Tuesday, March 6, 2018

Growing tensegrity surfaces: insertions and shuffles

A triangulation with a Hamiltonian dual can be built up or 'grown' in a systematic way starting from a single triangular envelope. As determined by the route of the Hamilton circuit (traced in red in the photos,) the first triangle is either ud or np. A new triangular envelope can be spliced into the same Hamilton circuit, by slitting open the first envelope along an edge crossed by the Hamilton circuit, slitting open the second triangular envelope similarly, and taping them together to form a quadrilateral envelope.

Two triangular envelopes, ud and np, with marked and oriented Hamilton circuits (Hamilton circuit marked in red: these triangles are also marked with a zig-zag tensegrity pattern) are slit open and taped together to form a unpd quadrilateral envelope with a marked and oriented Hamilton circuit.


Each time the triangulation grows, it grows by this type of insertion—it is always a triangular envelope that is being spliced-in at an edge crossed by the Hamilton circuit.
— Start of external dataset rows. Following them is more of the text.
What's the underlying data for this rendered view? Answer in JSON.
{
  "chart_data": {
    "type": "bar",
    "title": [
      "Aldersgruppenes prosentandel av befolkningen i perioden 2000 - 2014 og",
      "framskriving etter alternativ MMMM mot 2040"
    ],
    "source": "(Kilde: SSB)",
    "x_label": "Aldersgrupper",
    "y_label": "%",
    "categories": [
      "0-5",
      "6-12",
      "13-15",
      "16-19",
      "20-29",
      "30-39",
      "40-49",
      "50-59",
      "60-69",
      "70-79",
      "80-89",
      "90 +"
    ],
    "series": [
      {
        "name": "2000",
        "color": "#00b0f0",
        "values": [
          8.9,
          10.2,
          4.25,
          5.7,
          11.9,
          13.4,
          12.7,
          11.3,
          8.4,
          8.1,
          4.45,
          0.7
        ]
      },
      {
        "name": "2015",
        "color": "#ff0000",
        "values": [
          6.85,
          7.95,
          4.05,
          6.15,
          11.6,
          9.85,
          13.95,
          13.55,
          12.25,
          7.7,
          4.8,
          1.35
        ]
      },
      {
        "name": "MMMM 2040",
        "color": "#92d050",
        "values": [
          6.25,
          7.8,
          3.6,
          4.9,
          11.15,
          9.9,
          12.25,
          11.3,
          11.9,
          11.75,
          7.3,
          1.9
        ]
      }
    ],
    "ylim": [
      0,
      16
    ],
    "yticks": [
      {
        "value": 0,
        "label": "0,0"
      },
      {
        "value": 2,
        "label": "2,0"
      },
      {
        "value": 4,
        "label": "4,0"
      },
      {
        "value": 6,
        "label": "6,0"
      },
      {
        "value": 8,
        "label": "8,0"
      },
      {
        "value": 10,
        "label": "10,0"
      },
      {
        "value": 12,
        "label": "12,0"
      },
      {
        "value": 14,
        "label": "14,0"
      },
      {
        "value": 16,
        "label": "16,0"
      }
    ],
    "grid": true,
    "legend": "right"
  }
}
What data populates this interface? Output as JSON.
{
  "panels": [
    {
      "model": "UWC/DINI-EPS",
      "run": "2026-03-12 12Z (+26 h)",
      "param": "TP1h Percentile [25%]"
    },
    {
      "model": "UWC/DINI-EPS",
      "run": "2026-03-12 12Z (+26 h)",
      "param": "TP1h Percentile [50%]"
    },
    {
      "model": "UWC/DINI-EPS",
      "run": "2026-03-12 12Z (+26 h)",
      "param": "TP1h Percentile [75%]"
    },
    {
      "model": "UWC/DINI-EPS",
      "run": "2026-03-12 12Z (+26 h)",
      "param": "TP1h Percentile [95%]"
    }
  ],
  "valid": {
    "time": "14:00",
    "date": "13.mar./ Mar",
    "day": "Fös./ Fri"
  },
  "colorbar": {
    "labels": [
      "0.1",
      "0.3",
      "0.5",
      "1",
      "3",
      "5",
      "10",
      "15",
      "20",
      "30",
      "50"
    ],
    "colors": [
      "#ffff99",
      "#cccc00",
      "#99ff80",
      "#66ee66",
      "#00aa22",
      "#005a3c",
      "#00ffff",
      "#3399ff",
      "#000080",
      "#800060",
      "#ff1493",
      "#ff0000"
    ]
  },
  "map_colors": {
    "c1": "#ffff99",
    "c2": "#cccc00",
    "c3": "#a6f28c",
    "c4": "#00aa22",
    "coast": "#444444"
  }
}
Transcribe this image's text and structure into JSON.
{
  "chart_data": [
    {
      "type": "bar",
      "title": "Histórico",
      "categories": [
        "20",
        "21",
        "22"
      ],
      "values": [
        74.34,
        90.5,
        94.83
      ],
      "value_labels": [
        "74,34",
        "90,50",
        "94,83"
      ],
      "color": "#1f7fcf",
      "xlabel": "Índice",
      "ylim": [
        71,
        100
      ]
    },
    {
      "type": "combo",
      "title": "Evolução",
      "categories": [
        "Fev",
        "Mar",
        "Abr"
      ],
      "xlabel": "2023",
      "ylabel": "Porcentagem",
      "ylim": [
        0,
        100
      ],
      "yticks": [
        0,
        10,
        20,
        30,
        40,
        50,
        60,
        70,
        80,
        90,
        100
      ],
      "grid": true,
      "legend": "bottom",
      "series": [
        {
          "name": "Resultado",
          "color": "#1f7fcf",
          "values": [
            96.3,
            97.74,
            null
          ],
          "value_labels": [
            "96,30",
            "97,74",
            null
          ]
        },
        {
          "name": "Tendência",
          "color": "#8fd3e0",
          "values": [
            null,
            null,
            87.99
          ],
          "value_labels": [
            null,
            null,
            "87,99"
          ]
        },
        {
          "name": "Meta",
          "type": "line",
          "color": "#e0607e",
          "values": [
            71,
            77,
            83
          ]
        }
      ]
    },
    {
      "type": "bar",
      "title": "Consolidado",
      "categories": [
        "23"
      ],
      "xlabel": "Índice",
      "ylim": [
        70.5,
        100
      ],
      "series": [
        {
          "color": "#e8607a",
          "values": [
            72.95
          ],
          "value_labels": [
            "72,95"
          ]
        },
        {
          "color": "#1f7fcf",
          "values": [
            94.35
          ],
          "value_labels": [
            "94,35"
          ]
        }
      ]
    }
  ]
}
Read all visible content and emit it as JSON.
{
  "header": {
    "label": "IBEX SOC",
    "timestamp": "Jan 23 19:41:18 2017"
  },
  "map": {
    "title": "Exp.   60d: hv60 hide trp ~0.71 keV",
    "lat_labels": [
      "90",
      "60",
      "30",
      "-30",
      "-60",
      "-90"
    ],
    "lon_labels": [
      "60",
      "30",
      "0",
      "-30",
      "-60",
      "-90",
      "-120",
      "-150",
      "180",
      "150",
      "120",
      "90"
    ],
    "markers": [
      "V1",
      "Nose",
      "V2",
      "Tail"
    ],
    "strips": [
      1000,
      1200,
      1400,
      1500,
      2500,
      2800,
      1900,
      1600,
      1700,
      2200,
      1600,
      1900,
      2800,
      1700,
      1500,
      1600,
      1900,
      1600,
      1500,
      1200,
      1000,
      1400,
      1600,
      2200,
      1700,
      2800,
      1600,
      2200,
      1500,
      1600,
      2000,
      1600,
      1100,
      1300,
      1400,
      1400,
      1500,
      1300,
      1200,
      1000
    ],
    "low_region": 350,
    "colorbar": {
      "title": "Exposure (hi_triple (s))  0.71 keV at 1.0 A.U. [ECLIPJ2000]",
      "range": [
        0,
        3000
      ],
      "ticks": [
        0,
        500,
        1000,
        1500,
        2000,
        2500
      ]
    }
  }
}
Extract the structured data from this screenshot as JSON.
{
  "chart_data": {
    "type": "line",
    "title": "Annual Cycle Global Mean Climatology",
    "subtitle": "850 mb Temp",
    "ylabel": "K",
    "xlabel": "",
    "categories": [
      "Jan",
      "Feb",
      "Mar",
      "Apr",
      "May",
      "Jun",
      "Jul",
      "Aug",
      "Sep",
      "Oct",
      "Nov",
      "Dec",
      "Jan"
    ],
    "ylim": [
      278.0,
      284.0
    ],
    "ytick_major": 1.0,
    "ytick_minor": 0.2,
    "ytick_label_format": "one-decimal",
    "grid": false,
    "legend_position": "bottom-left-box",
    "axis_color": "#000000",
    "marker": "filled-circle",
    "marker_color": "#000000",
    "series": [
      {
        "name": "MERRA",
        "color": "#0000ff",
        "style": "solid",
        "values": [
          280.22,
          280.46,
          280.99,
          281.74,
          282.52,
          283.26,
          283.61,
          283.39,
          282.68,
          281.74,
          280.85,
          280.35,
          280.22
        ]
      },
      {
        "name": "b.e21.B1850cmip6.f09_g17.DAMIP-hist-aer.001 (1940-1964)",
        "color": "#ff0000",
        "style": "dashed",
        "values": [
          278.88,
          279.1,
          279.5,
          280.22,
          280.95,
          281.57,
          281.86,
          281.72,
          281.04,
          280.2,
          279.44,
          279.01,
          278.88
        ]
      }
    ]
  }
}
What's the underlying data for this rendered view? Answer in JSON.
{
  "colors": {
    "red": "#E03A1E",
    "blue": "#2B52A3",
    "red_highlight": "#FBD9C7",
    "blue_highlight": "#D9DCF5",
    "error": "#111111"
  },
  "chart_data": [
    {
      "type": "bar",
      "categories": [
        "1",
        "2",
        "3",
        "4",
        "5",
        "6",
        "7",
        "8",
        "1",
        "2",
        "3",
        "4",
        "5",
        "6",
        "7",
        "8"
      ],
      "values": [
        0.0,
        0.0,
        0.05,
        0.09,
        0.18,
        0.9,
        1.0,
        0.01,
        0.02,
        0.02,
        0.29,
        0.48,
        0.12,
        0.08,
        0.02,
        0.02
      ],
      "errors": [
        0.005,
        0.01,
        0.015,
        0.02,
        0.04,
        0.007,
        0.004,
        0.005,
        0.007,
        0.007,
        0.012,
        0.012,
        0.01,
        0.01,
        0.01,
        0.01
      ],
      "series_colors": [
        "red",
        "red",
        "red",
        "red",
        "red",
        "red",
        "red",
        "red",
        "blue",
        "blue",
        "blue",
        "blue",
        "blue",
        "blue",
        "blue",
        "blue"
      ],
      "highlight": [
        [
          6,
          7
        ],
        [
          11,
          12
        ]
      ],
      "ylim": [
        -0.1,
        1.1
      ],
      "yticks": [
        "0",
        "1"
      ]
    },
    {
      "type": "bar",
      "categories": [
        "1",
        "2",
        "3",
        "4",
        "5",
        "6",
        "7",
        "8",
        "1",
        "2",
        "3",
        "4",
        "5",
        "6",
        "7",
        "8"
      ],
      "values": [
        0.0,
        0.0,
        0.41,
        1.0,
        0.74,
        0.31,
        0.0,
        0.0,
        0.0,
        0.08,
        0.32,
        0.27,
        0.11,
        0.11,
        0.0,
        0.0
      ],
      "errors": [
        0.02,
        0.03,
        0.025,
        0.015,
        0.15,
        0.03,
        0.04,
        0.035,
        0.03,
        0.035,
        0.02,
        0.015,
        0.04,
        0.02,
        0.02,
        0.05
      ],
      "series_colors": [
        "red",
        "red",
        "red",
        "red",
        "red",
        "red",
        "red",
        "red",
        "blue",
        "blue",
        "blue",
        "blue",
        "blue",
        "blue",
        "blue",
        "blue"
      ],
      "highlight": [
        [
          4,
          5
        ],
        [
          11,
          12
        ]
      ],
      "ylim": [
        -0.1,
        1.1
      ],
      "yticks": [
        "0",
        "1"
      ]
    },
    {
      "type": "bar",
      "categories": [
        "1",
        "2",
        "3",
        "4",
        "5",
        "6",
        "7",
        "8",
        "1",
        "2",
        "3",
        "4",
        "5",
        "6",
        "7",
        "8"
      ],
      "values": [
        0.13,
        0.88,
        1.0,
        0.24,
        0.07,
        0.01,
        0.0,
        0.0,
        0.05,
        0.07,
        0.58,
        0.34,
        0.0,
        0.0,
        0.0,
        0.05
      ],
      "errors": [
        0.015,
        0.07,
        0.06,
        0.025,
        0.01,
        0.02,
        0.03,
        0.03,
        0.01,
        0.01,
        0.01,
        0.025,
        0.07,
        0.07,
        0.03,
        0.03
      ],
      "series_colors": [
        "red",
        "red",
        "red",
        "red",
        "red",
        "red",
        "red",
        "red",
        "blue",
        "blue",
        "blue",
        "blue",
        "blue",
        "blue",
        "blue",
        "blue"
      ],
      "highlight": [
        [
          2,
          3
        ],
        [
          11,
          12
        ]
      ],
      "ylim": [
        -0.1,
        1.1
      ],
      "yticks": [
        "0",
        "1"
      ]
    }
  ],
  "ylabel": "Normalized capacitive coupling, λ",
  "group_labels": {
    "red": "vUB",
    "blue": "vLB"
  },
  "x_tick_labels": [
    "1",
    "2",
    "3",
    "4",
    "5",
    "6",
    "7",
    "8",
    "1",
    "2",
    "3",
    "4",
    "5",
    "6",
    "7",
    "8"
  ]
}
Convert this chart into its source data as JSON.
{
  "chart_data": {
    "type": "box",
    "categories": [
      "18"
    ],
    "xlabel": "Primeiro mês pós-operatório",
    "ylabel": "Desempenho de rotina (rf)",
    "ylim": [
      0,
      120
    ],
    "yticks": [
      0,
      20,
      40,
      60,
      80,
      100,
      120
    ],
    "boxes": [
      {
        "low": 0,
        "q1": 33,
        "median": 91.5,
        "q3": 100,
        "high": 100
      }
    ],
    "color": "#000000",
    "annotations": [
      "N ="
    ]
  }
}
One other local mutation is needed. What is described as a shuffle of two letters in the undip word, is physically a switching of the diagonal in a triangulated quadrilateral. To do this the triangle edge separating the two letters to be shuffled must be slit open, as well as the other two triangle edges bordering the letters. The three slits necessarily form a 'Z' (or 'S' ) shape because one letter is 'up' letter and the other 'down'. The two triangles freed by these slits can be manipulated to change places in the Hamilton circuit and taped back together in that altered position.


Shuffling of up and down letters corresponds to slitting three edges in a 'Z' (or 'S',) switching the order of the two freed triangles in the Hamilton circuit, an taping things back up. In the photo a shuffle edit turns a unpd quadrilateral envelope into a nupd tetrahedron.